HomeStrategyPoliticsUK to reverse plans to slash import tariffs after Brexit | Business

UK to reverse plans to slash import tariffs after Brexit | Business


The government is preparing to reverse plans put forward last year to cut import tariffs on most goods coming to the UK under proposals for post-Brexit trade agreements.

The Department for International Trade has opted to simplify the current regime rather than abolish large parts of it, as Theresa May’s government planned under a temporary scheme to follow a no-deal Brexit.

The trade secretary, Liz Truss, said she would consult business groups on whether the government should simplify its tariff policy, which she said would ensure greater choice and lower prices for consumers.

Truss said the purpose of the review was to simplify and tailor tariffs to suit UK businesses and households, “such as removing tariffs of less than 2.5% and rounding tariffs down to the nearest 2.5%, 5% or 10% band”.

Goods such as fire extinguishers, pencils, bicycle pumps and some household fridges currently have tariffs below 2.5%, which might, under the proposal, be removed.

Ministers are also seeking views on whether to remove tariffs on components used in factory production to try to reduce costs for UK manufacturers.

Last year the government said 87% of imports into the UK would not attract a tariff once the UK was outside the EU’s single market and customs union, leaving large parts of the agricultural sector facing being undercut by cheaper foreign imports.

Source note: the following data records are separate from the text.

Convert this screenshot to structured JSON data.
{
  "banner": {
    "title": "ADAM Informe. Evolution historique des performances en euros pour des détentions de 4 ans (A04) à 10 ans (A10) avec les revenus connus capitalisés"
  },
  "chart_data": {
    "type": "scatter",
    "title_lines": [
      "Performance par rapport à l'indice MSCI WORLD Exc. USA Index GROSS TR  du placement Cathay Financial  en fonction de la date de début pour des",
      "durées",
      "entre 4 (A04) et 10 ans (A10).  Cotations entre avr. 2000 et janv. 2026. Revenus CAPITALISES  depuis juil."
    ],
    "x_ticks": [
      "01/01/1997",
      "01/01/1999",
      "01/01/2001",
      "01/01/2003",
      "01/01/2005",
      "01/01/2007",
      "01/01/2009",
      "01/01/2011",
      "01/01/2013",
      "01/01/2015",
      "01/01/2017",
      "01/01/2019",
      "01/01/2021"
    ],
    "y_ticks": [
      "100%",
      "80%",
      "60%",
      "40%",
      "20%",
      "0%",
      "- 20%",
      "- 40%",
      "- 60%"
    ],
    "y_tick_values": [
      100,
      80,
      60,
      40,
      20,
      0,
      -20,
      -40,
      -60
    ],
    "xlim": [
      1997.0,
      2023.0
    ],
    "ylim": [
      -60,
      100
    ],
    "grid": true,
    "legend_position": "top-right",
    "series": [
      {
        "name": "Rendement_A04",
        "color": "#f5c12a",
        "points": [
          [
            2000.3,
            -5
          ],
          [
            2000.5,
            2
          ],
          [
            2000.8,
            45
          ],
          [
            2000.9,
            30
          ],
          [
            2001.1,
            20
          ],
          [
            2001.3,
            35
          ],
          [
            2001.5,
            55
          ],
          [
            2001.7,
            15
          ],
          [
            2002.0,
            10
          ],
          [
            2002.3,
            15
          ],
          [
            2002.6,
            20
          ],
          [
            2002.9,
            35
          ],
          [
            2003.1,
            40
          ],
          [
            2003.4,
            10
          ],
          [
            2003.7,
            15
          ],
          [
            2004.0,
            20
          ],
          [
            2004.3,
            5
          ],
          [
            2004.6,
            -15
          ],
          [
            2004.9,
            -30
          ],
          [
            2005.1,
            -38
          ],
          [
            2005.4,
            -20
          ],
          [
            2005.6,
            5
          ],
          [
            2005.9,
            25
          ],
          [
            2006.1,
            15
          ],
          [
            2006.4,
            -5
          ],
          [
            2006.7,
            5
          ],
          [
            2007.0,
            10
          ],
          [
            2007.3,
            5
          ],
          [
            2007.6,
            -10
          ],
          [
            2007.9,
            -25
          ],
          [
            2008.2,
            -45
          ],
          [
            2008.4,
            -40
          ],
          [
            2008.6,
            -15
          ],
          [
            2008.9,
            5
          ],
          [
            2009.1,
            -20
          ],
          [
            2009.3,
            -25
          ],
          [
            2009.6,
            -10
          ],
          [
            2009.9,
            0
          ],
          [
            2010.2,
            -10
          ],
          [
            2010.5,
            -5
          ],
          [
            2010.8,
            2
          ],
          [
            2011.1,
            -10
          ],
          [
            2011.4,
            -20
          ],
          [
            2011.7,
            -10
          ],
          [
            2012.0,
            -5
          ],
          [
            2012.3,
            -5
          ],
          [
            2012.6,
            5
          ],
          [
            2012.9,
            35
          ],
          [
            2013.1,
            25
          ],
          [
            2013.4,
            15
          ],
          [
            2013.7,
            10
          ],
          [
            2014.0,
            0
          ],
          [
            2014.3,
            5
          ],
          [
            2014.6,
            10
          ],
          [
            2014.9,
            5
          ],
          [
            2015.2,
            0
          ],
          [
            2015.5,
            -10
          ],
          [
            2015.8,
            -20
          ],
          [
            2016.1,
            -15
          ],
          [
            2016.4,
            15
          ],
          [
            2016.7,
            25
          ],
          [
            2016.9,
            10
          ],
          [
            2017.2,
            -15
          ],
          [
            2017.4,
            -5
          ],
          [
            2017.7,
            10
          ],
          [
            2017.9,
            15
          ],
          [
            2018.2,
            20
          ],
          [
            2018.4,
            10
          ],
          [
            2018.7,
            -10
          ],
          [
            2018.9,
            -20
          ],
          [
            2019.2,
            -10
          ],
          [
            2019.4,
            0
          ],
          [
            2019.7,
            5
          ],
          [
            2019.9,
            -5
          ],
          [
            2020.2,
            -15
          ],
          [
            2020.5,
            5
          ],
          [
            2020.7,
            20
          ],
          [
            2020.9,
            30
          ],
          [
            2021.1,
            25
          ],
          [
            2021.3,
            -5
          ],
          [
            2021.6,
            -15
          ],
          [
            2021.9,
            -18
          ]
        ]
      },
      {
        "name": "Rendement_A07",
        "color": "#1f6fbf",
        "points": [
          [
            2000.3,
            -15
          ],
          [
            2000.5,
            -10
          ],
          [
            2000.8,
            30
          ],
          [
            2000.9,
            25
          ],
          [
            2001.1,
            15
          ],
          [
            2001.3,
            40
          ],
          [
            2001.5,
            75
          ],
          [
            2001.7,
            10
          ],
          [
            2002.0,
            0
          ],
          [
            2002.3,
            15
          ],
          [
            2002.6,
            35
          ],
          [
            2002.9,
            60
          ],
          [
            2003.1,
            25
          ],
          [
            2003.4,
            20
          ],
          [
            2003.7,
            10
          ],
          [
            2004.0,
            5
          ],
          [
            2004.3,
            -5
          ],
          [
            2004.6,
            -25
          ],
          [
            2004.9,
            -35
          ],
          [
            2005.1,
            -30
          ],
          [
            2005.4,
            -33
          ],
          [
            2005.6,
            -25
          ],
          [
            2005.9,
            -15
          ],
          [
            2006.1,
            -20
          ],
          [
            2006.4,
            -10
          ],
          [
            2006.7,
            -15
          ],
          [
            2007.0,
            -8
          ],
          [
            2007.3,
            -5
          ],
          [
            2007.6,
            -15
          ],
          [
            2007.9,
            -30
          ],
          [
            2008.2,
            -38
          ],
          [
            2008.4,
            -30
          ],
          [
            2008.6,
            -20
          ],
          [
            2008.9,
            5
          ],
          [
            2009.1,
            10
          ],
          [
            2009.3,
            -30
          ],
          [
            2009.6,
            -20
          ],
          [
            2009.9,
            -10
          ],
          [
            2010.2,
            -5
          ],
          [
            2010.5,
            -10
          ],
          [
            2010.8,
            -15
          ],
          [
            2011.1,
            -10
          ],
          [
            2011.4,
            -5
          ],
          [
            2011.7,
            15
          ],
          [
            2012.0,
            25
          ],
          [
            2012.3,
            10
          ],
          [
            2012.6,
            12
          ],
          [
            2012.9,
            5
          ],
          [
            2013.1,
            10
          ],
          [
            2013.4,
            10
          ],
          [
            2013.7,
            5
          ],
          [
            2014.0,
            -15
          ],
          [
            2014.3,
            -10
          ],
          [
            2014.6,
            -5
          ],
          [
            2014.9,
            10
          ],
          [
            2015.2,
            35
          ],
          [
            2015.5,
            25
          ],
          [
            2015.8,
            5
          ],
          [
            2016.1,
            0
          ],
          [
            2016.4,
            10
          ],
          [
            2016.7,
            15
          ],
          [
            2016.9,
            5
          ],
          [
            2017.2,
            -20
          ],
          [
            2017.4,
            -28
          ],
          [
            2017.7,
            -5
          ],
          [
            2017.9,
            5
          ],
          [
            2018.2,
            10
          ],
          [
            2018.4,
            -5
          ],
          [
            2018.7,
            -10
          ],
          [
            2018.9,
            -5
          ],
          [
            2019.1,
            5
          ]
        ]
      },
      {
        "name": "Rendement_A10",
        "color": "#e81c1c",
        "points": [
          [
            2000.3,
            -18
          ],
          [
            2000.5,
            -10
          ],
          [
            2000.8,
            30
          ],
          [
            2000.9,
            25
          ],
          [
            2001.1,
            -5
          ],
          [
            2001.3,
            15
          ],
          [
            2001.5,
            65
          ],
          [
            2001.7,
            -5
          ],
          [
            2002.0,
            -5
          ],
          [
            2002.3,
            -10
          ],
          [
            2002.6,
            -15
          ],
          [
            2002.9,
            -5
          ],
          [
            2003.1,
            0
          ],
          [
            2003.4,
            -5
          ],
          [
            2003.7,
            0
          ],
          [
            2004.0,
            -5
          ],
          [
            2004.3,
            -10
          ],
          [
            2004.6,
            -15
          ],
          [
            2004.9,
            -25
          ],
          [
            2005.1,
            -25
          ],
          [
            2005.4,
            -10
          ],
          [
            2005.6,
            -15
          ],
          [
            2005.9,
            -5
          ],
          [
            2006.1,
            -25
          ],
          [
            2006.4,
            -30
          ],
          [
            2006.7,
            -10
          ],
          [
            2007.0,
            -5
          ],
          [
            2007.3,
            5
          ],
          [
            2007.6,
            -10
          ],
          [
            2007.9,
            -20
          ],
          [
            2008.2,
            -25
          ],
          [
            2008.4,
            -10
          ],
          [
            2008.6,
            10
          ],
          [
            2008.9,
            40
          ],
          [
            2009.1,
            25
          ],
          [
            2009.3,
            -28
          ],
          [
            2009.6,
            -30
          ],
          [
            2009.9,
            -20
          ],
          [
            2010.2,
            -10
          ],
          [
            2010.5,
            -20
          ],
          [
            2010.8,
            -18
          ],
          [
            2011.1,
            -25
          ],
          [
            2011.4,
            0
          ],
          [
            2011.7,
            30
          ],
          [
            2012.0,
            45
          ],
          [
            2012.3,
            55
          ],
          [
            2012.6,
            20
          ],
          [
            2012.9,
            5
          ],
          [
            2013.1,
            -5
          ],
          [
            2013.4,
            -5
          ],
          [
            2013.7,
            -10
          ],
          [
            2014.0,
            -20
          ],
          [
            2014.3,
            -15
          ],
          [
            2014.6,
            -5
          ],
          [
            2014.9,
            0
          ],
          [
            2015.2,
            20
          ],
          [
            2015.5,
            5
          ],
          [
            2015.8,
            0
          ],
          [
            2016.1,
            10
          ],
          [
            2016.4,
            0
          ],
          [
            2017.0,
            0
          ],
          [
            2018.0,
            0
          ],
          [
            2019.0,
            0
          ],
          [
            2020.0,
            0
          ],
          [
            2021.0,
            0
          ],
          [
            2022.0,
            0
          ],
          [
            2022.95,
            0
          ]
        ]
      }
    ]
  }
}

Truss called on UK businesses to help shape Britain’s import tariff policy, which will apply from next year as the country prepares for life outside the EU. She said she wanted to hear from businesses during a four-week consultation from 5 March before replacing EU tariffs that remain in force for the rest of this year.

Import tariffs on goods under the latest scheme will apply to countries where the UK government has so far failed to put alternative trade arrangements in place.

But Truss immediately ran into criticism from the Institute of Directors for reviewing trade policy while the government and business groups were involved in trade negotiations with the EU and the US.

Allie Renison, the IoD’s head of trade policy, said: “The consultation comes at a fraught time as we seem headed for simultaneous negotiations with both the US and EU. This will leave business scrambling to work out how one set of negotiations will affect terms of trade with the other, and underscores the need for maximum clarity across all negotiating objectives to allow firms any hope of preparing in advance.”

Truss said submissions from business groups would help shape the government’s new “most-favoured nation” tariff regime, which would be known as the UK global tariff. This could include simplifying tariffs and removing them entirely on goods where Britain has no domestic production.


“It is vitally important that we now move away from complex tariff schedule imposed on us by the European Union,” she said. “This is our opportunity to set our own tariff strategy that is right for UK consumers and businesses across our country.”

The Department for International Trade wants to radically simplify the tariff system inherited from the EU, which has mushroomed over the past 50 years.

The UK is party to approximately 40 free trade agreements that the EU has with about 70 countries, which together account for more than 14% of UK trade.

If these are not replicated as deals with the UK by the time Brexit occurs, their benefits will cease to apply to UK businesses. So far, 20 rollover agreements have been signed with 48 countries, accounting for about 8.5% of UK trade.

In a separate written statement to the Commons, Truss said the UK would “drive a hard bargain” in its trade negotiations and was “prepared to walk away if that is in the national interest”.

She said it was one of the government’s key priorities to deepen trade and investment relationships with “like-minded partners, starting with the US, Japan, Australia and New Zealand”.